Guillermo Del Toro may only be listed as producer for this award-winning Spanish chiller (directed by newcomer Juan Antonio Bayona), but the crisp, elegant visuals and poignant supernatural themes have his magical fingerprints all over. This would be a worthy addition to his own canon, had he been at the helm, and that’s high praise.

The set-up may sound familiar – spooky old house with sinister past, kids seeing dead people, freaky sack masks and so on. But far from a workaday ‘things that go bump’ exercise, this is horror with heart. Like Nic Roeg’s grief-stricken ’70s creep-out Don’t Look Now or indeed Cronos – Del Toro’s 1993 tale of love, faith and blood-sucking – The Orphanage is as sadly moving as it is frightening, and builds to a heart-rending emotional climax.

That said, when things do get jumpy, make sure you’ve got a spare pair of underpants handy – it’s skidmarks central. Through masterful timing and superb sound design (silence is so much scarier than noise), Bayona has wrung the maximum level of tension out of some time-honoured techniques.

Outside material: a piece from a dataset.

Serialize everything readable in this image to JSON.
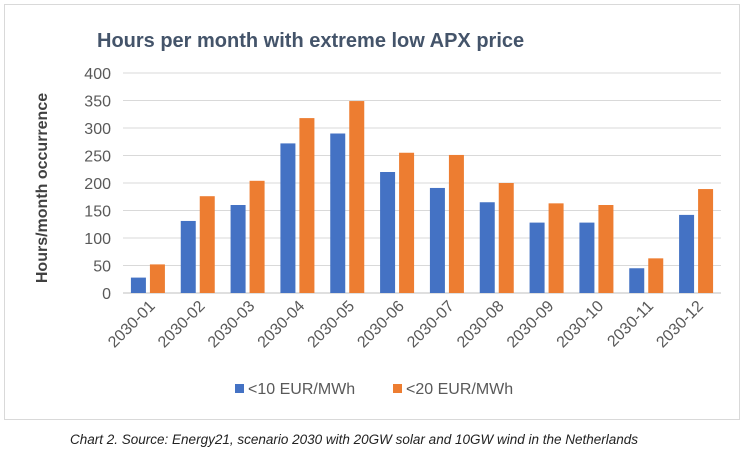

And by keeping the amount of distracting CGI under careful control, everything feels so much more tangible and terrifying.

Oddly, it’s been reported in some places that Del Toro will produce an English language remake of this too – but that would be a pointless endeavour. The Orphanage is gracefully shot, perfectly paced, wonderfully acted and scary as hell – a magnificent directorial debut. Can’t they just leave it be?